The 33-year old Maxwell, who is in the frame to captain Royal Challengers Bangalore this season, had flagged publicly after the T20 World Cup in November last year that he would miss the Pakistan tour due to his wedding in late March.
However, given the early start to the IPL season, Maxwell, who still will be in Melbourne due for his wedding, will likely miss the beginning of the cash-rich league. He explained to the host broadcaster Fox Cricket during the third T20I against Sri Lanka that the clash was unavoidable due to the constant schedule changes, despite consulting Cricket Australia.
“Originally when I organised the dates with CA there was a two-week gap where I could potentially have it,” Maxwell said.
“So when I sorted that out I was pretty happy that I wasn’t going to be missing in any series. And then I came to the [CA] contract meeting midway through last year and they said well this is [when] the Pakistan series [is on] and I thought well obviously that’s changed since the last conversation we had,” he added.
Apart from Maxwell, the likes of David Warner, Mitchell Marsh, Pat Cummins, Marcus Stoinis, Josh Hazlewood, Matthew Wade and Daniel Sams are also likely to be unavailable for first few matches of IPL 2022 due to Australia duty in Pakistan, with the final T20I to be played on April 5, an ESPNcricinfo report said.
Meanwhile, Kane Richardson, who was Player of the Match in Canberra after taking 3 for 21, also spoke candidly about not being bought at the IPL auction.
The 31-year old Richardson was not surprised he wasn’t picked up but eyebrows were raised about Adam Zampa being left unsold after his outstanding T20 World Cup. He wondered whether the decision by the pair to leave the IPL early last year just before the tournament’s postponement due to Covid-19 might have had an impact.
“I was definitely more shocked for him. To be brutally honest, when we left last year, in the circumstances early, I remember having a conversation with him. I said to him, look, this may come back and bite us, and at that time it wasn’t a priority for us to be there. We wanted to get back to Australia,” Richardson said.
“So I think there’d be some kind of buyers that’d be pretty wary of picking us up thinking that we wouldn’t come again. I definitely think that’s a factor,” he added.
Richardson also mentioned that he hadn’t spoken to any franchises about the reasons and that he wasn’t upset about not being bought. He did hope that he hadn’t done any long-term reputational damage because he had decided to be with his family.
“I’m just speaking on what I think would be a factor in it. I don’t know. I’ve never had a dialogue with a franchise or a person that says that’s what would be the case. But I think I didn’t go the year before as well with the birth of my boy,” the pacer said.

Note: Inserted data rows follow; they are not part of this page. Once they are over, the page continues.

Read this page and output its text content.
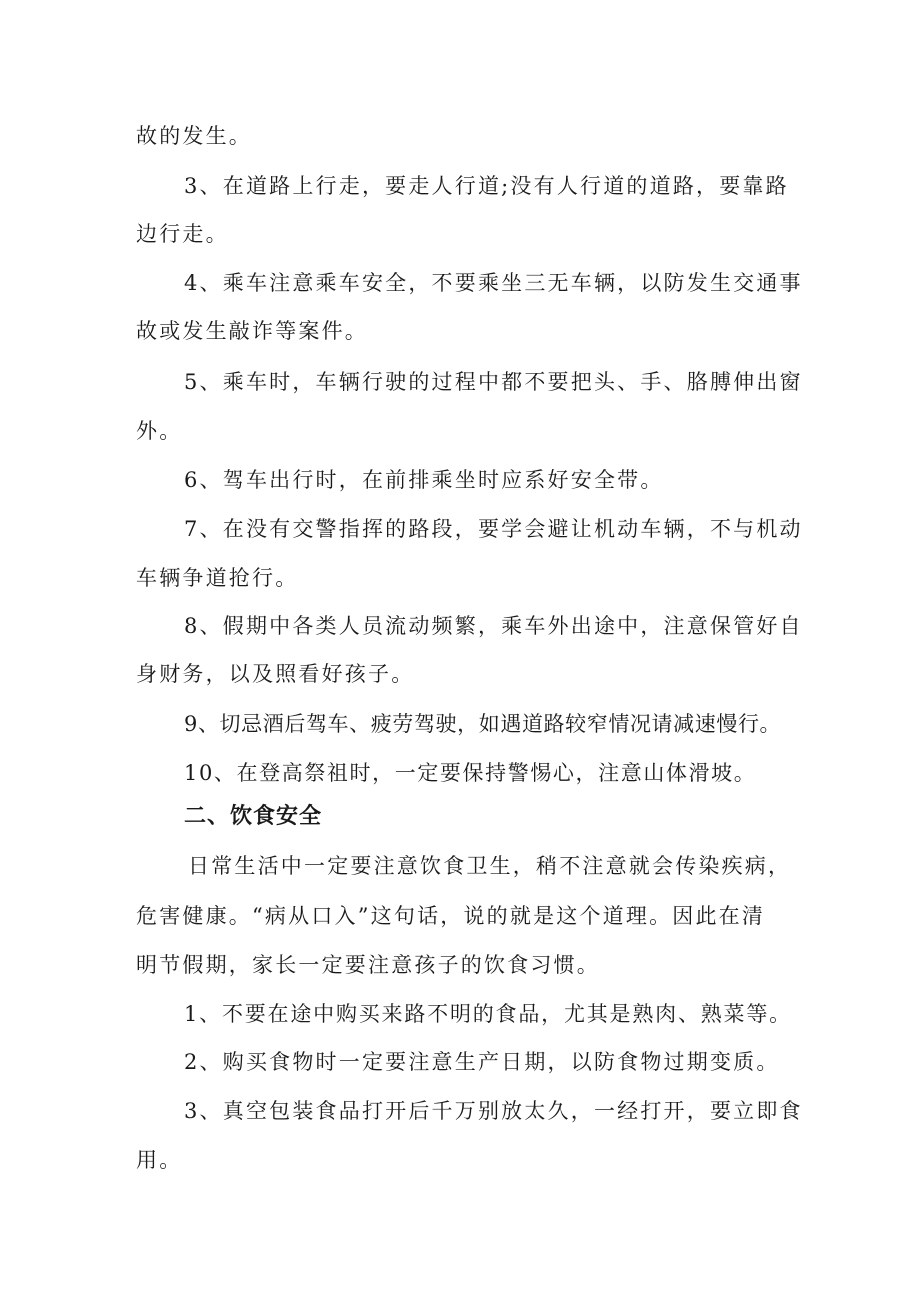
故的发生。
3、在道路上行走，要走人行道;没有人行道的道路，要靠路
边行走。
4、乘车注意乘车安全，不要乘坐三无车辆，以防发生交通事
故或发生敲诈等案件。
5、乘车时，车辆行驶的过程中都不要把头、手、胳膊伸出窗
外。
6、驾车出行时，在前排乘坐时应系好安全带。
7、在没有交警指挥的路段，要学会避让机动车辆，不与机动
车辆争道抢行。
8、假期中各类人员流动频繁，乘车外出途中，注意保管好自
身财务，以及照看好孩子。
9、切忌酒后驾车、疲劳驾驶，如遇道路较窄情况请减速慢行。
10、在登高祭祖时，一定要保持警惕心，注意山体滑坡。
二、饮食安全
日常生活中一定要注意饮食卫生，稍不注意就会传染疾病，
危害健康。“病从口入”这句话，说的就是这个道理。因此在清
明节假期，家长一定要注意孩子的饮食习惯。
1、不要在途中购买来路不明的食品，尤其是熟肉、熟菜等。
2、购买食物时一定要注意生产日期，以防食物过期变质。
3、真空包装食品打开后千万别放太久，一经打开，要立即食
用。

“So my reputation probably is that in the last couple of years I haven’t gone so it’s obviously not something that I am. I try and play as much cricket as I can. But I think the circumstances in the last couple of IPLs have made me not go. But it’s not the reputation I want.
So that’s just us brainstorming. I think that’d be a point of them being wary of us turning up, but I’m not, I’m not 100% sure,” he added.